Ouagadougou — Burkina Faso on Friday suspended the Norwegian Refugee Council from conducting humanitarian aid work in the country, citing critical interviews given to the media, including VOA.
In a letter from Helene Marie Laurence Ilboudo-Marchal, minister for humanitarian affairs, the government cited interviews that NRC representatives had carried out with Voice of America and the French newspaper Le Monde as its reason for suspending the group's activities.
The NRC said in a statement Friday that it was "working in dialogue with the government to address any concerns they may have in order to resume respectful and collaborative relations, and our humanitarian work."
The NRC's earlier interviews included claims that the government has been slow to register internally displaced people, citing a group of about 500 IDPs in the city of Ouahigouya who they said had been waiting weeks for registration and had not received aid.
The NRC also made a plea to the government to allow it to step in and assist with registration.
In an exclusive interview with VOA this week, Bakouan Yipene Florent, a spokesperson for the ministry of humanitarian affairs, rejected the claims that the IDPs in Ouahigouya had not received aid.
He said that going back to the point of IDP registration, as soon as they arrived at the site in Ouahigouya on June 12, a team was deployed immediately and handled the enumeration process.
Florent noted that IDPs are registered only after they have been officially counted and some initial aid is provided, including food and $100 for each family.
He said the government had put in place a two-month plan for assistance for the group of IDPs.
When there's an influx of IDPs, Florent said, they can't be registered because traumatized people can't immediately answer necessary questions.
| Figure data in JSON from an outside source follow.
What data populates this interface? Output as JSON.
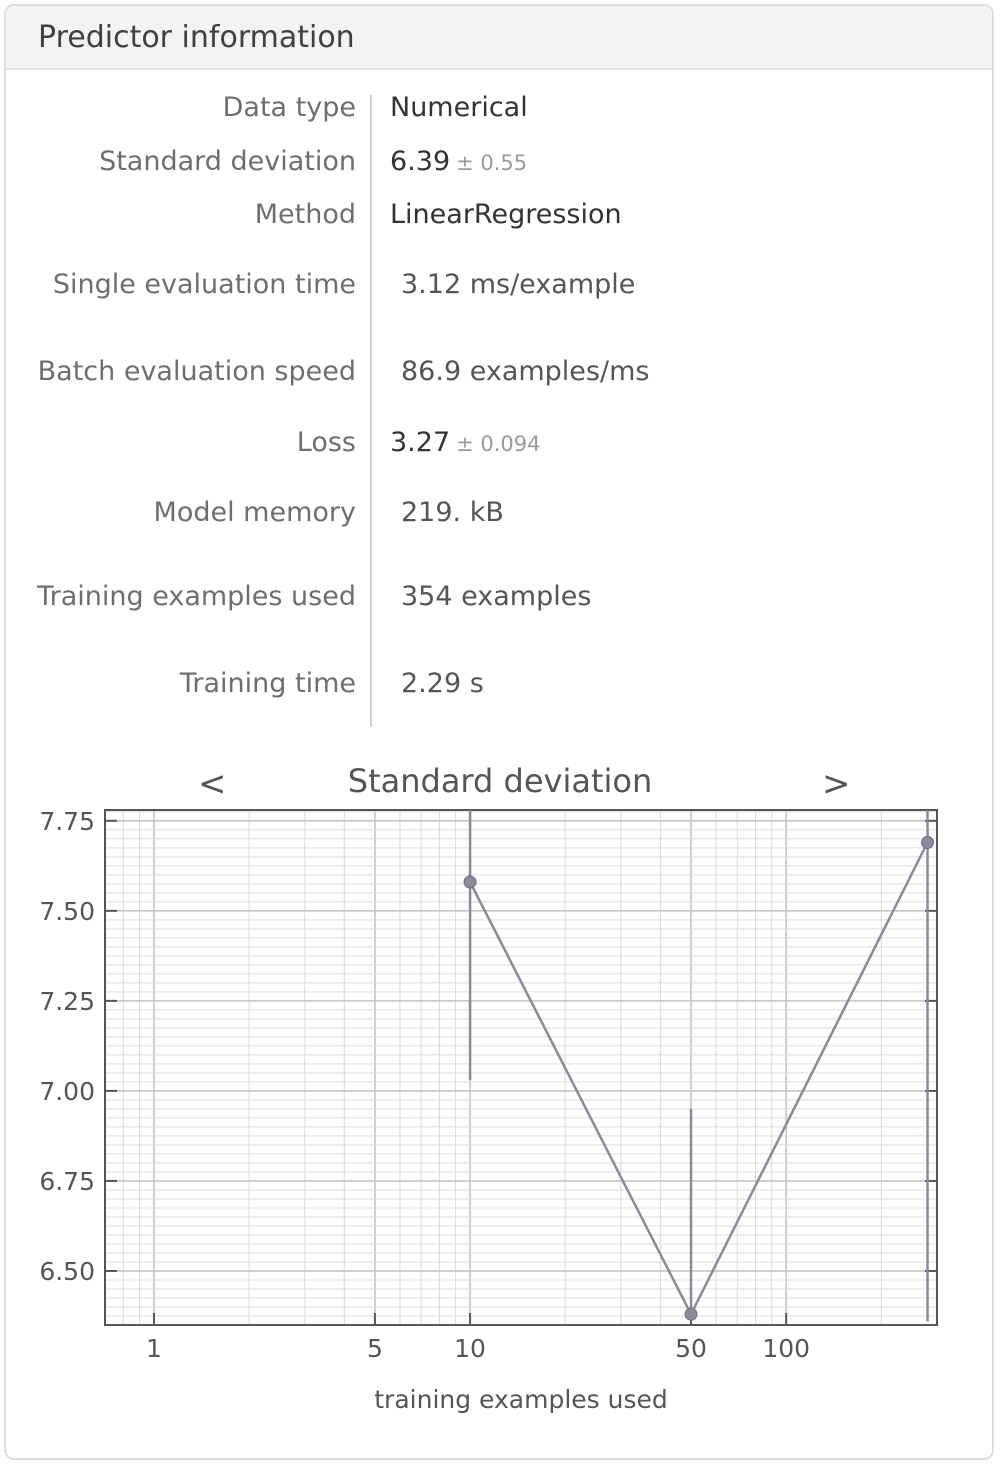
{
  "panel": {
    "title": "Predictor information"
  },
  "rows": [
    {
      "label": "Data type",
      "value": "Numerical"
    },
    {
      "label": "Standard deviation",
      "value": "6.39",
      "error": "± 0.55"
    },
    {
      "label": "Method",
      "value": "LinearRegression"
    },
    {
      "label": "Single evaluation time",
      "value": "3.12 ms/example"
    },
    {
      "label": "Batch evaluation speed",
      "value": "86.9 examples/ms"
    },
    {
      "label": "Loss",
      "value": "3.27",
      "error": "± 0.094"
    },
    {
      "label": "Model memory",
      "value": "219. kB"
    },
    {
      "label": "Training examples used",
      "value": "354 examples"
    },
    {
      "label": "Training time",
      "value": "2.29 s"
    }
  ],
  "nav": {
    "prev": "<",
    "next": ">"
  },
  "chart_data": {
    "type": "scatter",
    "title": "Standard deviation",
    "xlabel": "training examples used",
    "ylabel": "",
    "x_scale": "log",
    "xlim": [
      0.7,
      300
    ],
    "ylim": [
      6.35,
      7.78
    ],
    "x_ticks": [
      "1",
      "5",
      "10",
      "50",
      "100"
    ],
    "y_ticks": [
      "7.75",
      "7.50",
      "7.25",
      "7.00",
      "6.75",
      "6.50"
    ],
    "grid": true,
    "points": [
      {
        "x": 10,
        "y": 7.58,
        "err_low": 7.03,
        "err_high": 7.78
      },
      {
        "x": 50,
        "y": 6.38,
        "err_low": 6.38,
        "err_high": 6.95
      },
      {
        "x": 280,
        "y": 7.69,
        "err_low": 6.36,
        "err_high": 7.78
      }
    ],
    "color": "#8a8a98"
  }
}
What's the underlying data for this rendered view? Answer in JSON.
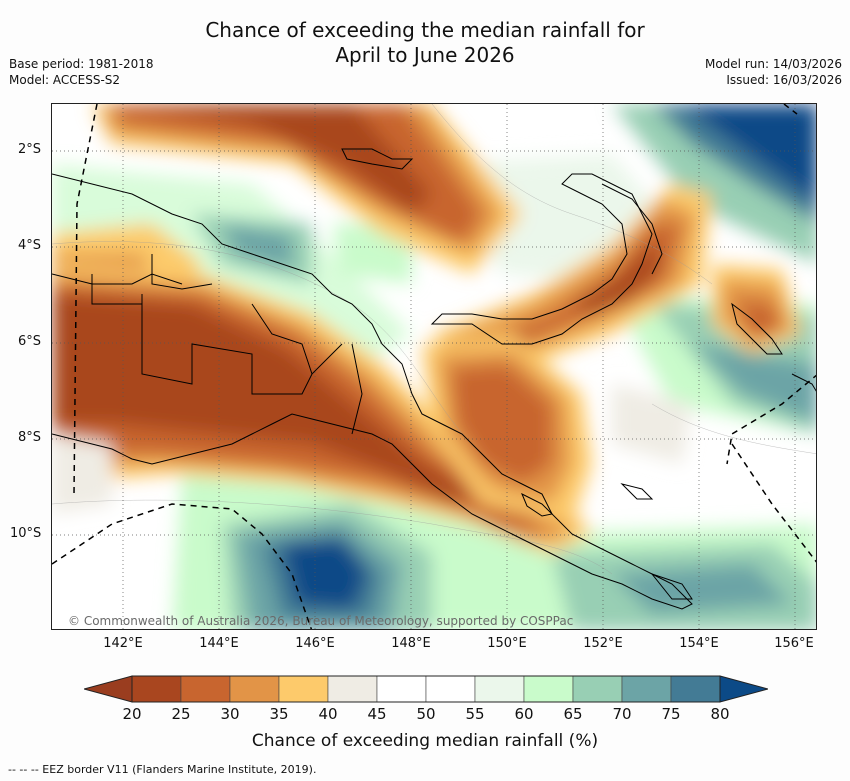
{
  "title": {
    "line1": "Chance of exceeding the median rainfall for",
    "line2": "April to June 2026"
  },
  "meta_left": {
    "base_period": "Base period: 1981-2018",
    "model": "Model: ACCESS-S2"
  },
  "meta_right": {
    "model_run": "Model run: 14/03/2026",
    "issued": "Issued: 16/03/2026"
  },
  "map": {
    "lat_labels": [
      "2°S",
      "4°S",
      "6°S",
      "8°S",
      "10°S"
    ],
    "lon_labels": [
      "142°E",
      "144°E",
      "146°E",
      "148°E",
      "150°E",
      "152°E",
      "154°E",
      "156°E"
    ],
    "credit": "© Commonwealth of Australia 2026, Bureau of Meteorology, supported by COSPPac"
  },
  "colorbar": {
    "title": "Chance of exceeding median rainfall (%)",
    "ticks": [
      "20",
      "25",
      "30",
      "35",
      "40",
      "45",
      "50",
      "55",
      "60",
      "65",
      "70",
      "75",
      "80"
    ],
    "under_color": "#9a3d1f",
    "over_color": "#0c4a87",
    "colors": [
      "#a9461f",
      "#c8652f",
      "#e29447",
      "#fdca6b",
      "#efece4",
      "#ffffff",
      "#ffffff",
      "#ebf7eb",
      "#c9fbcb",
      "#98cfb4",
      "#6ca4a6",
      "#437b95"
    ]
  },
  "footnote": "--  --  -- EEZ border V11 (Flanders Marine Institute, 2019)."
}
When the first assistance ends and there has been psychological support, registration can proceed, he said.
Conflict with extremists, bandits
There are 1.3 million IDPs in Burkina Faso, which has been embroiled in a six-year conflict with armed groups linked to Islamic State, al-Qaida and local bandits. The U.N. has called it the world's fastest-growing humanitarian crisis.
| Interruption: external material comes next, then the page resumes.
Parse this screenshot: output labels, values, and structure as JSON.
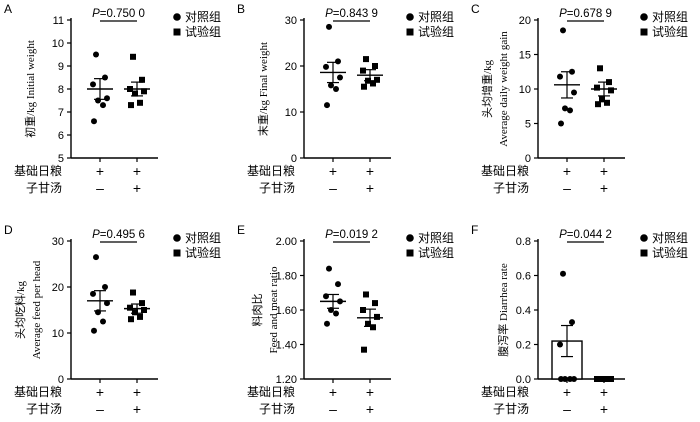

Refugee advocacy groups have criticized the government recently because of a ban it placed on journalists visiting official IDP sites. The government said the ban was aimed at protecting the dignity of IDPs and the safety of journalists.
Daouda Diallo, of the Collective Against Impunity and the Stigmatization of Communities, a Burkinabe human rights group, criticized the suspension of the NRC in an interview with VOA. He said the decision showed a disregard for the fate of civilian populations that benefit from the NGO's work.
The letter from the humanitarian minister said the country was doing its best to assist IDPs under difficult circumstances.